Really? Now we're a commercial forum?


----------



## Rose n Poos

The details are a bit murky without refreshing my memory but PF was sold to VerticalScope in 2009 by the original founder, Todd, along with several other dogcentric forums founded by other folk around the same time. VerticalScope collects forums as their business, probably well over a thousand by now.

PetGuide is a collection of dogcentric info and was bought by VS 2013. For a while they were the visible umbrella over PF and those other forums.

In December 2019 VerticalScope stepped into the limelight and PetGuide has taken a back seat, performing more like a vendor.

This seems to be the very first post from PG in this specific forum (9) Fur-Raising Halloween Costume Contest | Poodle Forum.

Again, without pulling my research, I may have something muddled, re PetGuide's role with PF but they've definitely been a part for some years.

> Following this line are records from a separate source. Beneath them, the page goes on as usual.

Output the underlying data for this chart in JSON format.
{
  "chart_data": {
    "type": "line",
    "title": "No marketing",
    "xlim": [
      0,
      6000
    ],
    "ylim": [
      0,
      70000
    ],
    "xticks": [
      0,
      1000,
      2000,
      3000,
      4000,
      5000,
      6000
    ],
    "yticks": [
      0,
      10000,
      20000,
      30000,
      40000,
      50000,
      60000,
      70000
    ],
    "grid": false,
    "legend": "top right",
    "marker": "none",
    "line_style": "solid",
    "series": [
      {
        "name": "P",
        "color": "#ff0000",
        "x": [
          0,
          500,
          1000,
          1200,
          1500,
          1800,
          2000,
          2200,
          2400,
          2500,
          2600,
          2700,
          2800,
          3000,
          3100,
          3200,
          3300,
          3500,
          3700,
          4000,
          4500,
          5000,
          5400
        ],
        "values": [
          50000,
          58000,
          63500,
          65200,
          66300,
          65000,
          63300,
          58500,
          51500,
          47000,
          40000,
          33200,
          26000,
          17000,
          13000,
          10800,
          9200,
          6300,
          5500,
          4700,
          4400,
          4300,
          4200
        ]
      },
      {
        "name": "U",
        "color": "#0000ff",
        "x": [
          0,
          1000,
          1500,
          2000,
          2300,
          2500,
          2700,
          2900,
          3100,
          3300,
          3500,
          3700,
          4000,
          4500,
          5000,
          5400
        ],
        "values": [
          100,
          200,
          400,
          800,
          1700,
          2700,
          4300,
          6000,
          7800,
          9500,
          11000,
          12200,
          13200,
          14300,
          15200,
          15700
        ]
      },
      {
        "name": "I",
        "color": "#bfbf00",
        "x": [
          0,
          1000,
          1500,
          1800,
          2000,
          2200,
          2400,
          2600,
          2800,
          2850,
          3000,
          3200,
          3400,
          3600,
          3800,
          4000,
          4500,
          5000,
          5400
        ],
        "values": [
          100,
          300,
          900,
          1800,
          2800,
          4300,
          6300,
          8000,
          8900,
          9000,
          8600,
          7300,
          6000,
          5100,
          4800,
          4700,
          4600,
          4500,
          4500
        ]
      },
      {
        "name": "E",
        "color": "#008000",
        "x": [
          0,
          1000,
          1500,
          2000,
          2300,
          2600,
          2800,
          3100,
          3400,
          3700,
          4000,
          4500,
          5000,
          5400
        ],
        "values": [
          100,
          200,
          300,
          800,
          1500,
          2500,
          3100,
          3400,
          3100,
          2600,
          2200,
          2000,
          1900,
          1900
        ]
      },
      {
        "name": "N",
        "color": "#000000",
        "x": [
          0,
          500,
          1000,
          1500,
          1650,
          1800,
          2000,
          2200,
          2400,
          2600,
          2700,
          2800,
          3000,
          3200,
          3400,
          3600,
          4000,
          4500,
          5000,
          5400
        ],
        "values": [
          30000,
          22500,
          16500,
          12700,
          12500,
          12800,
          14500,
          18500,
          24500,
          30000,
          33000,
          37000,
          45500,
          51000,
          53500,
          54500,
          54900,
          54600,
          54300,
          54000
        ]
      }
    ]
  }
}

This is what the end of every page used to show before the changeover in 2019









rather than what we see now.









The PF announcement in 2009
(9) ~~ Announcement ~~ | Poodle Forum

The Golden Retriever Forum in 2009
Announcement - Forum Acquisition by VerticalScope | Golden Retriever Dog Forums (goldenretrieverforum.com)

The Spoiled Maltese Forum in 2009
Special announcement - ownership change | Maltese Dogs Forum : Spoiled Maltese Forums

There's more of course but PetGuide doesn't appear until sometime after they were acquired by VS.


----------